Friday, September 26, 2014

Gale_TP#16


Gale Workman
TP#16
Sept. 25, 2014, 8 a.m.
Hecht House

Sore is oh-so foundational and Jihan is level three. During the past three weeks I have observed their strengths and weaknesses. Sore reads and writes significantly better than she speaks, and listening is her weakest skill. Jihan is a strong listener and reader; he's a good speaker. Jihan learned English grammar in Korea from a Korean-speaking teacher. He's working hard to understand English grammar now.

Today, we used letter tiles from my BananaGrams game to build vocabulary of high-frequency (mostly two-letter words). I taught grammar along the way -- prepositions and conjunctions -- even verb mood.

I asked each student to get paper and pen to compile a vocabulary list of new words as we played. We reviewed their lists to conclude our session.

The l44 letter tiles were face-up in the center of the round table. I asked Sore and Jihan to select titles to line up the alphabet across the table. We discussed how the Spanish and Korean alphabets are different.

Next, the students extracted the vowels from the alphabet, and I determined they understood the terms vowel and consonant.

I pulled out the "E" tile -- the most frequently used vowel -- and asked the students to place one consonant in front of the E to make an English word. Jihun moved the B tile to make BE. Perfect! I asked each student to speak a sentence using the word BE. I praised, and I corrected errors. We continued the game using each vowel.

When the word IF was played, Jihan spoke a sentence correctly using the subjunctive mood: if I were. I praised him and explained his correct use of subjunctive. He put the term on his vocab list because, he said, he struggled with IF, and knowing what grammar to study will help him.

When Sore played the word ON, I demonstrated prepositions as showing relationship between nouns: Gale sits on the chair, and I sought feedback from the students that they could use other prepositions correctly.

To the word AN, Sore added the letter D, and we had an opportunity to discuss conjunctions. Jihan was interested in FANBOYS ... took notes and asked questions. Sore wrote the term conjunction on her vocab list.

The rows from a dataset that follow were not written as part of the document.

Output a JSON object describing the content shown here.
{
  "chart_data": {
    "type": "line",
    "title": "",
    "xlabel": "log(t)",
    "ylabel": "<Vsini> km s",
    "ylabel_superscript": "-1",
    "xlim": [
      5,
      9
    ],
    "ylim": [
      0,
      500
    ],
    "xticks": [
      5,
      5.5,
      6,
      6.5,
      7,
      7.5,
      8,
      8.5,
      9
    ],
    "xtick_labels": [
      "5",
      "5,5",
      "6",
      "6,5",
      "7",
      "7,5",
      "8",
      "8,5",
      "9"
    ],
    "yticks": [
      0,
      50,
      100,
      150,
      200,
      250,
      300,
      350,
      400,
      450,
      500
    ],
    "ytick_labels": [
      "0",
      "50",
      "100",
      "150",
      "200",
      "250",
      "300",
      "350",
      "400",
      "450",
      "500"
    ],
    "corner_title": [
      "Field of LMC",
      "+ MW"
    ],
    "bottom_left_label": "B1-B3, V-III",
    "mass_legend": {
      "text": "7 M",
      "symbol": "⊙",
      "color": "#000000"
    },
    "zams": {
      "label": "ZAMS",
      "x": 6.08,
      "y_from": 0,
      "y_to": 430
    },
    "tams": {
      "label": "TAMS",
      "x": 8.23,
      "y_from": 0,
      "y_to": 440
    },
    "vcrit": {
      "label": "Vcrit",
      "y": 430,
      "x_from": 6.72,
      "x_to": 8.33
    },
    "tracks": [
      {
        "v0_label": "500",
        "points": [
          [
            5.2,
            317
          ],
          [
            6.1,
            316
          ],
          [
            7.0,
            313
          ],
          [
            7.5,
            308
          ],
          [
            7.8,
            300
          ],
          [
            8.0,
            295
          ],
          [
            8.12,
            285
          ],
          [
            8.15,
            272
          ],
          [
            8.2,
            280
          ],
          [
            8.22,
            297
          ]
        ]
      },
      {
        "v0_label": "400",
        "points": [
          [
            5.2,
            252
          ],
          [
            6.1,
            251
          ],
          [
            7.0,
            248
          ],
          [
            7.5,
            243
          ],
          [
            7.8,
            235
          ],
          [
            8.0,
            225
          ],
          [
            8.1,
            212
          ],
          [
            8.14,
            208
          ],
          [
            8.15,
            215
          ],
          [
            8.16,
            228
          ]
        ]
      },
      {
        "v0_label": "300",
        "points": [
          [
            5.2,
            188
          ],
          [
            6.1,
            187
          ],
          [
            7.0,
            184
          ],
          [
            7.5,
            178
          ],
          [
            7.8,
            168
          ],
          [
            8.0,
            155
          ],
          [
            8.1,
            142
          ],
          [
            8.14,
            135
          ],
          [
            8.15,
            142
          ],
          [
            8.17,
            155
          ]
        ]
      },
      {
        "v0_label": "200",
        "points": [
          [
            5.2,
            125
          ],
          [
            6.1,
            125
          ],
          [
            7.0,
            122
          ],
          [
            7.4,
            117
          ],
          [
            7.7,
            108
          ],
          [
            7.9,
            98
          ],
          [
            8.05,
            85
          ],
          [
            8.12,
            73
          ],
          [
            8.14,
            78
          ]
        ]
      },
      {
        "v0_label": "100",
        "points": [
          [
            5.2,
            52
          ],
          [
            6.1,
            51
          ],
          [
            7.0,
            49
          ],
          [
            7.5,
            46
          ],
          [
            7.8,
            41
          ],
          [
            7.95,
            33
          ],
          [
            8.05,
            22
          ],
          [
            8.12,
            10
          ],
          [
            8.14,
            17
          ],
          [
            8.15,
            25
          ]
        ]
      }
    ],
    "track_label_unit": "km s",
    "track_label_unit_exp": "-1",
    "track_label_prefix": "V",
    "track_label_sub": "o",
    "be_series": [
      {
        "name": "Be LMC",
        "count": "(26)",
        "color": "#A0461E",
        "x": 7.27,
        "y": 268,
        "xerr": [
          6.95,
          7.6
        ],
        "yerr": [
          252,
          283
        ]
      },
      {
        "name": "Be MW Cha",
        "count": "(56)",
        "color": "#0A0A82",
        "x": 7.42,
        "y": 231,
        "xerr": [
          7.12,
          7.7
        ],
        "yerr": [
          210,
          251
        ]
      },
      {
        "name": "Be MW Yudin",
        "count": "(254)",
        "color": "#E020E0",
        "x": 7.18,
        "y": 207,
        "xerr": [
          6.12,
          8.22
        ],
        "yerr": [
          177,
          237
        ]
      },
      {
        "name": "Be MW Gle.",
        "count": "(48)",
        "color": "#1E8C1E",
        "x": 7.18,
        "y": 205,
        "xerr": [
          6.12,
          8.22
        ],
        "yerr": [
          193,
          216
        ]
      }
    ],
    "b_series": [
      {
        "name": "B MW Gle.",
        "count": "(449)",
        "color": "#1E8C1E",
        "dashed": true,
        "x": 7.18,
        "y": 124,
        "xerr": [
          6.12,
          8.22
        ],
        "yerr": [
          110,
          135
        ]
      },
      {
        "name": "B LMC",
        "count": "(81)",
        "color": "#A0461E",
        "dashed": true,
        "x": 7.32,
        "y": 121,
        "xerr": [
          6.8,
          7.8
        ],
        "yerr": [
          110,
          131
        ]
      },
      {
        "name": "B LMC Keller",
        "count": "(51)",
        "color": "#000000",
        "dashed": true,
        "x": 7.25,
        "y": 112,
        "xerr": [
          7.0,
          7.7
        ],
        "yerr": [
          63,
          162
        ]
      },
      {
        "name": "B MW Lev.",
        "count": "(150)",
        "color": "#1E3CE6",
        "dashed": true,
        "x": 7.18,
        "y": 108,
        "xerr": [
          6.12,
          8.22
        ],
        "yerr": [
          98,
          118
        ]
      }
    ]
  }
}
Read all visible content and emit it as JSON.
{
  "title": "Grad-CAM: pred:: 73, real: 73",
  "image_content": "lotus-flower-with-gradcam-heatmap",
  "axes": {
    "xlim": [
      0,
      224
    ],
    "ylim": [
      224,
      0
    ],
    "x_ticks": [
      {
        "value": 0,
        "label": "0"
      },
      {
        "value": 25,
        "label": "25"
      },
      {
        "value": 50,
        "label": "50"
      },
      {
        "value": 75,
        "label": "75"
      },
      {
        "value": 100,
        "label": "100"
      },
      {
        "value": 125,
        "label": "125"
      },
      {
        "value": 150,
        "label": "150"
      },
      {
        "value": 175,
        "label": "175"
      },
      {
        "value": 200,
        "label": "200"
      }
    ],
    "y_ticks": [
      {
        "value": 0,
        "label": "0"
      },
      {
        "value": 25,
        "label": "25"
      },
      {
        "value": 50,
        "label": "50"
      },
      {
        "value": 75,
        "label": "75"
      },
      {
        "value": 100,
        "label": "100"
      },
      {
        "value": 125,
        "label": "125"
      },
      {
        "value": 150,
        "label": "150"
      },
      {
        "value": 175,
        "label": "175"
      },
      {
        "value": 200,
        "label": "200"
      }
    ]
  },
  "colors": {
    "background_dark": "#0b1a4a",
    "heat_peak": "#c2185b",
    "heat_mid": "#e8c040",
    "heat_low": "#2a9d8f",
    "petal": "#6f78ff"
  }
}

Our final round was building the longest word we could from AN. It was EXPAND, built by Jihan and used as EXPANDED in his sentence. Sore caught that difference, so it allowed for a quick lesson on adding ED to make a verb past tense.

1 comment:

  1. I love the tile game idea! You are so creative with your lessons. And great idea to have them keep a list of vocabulary words they do not recognize - I do this for my child tutee, however, I write the list and keep it myself.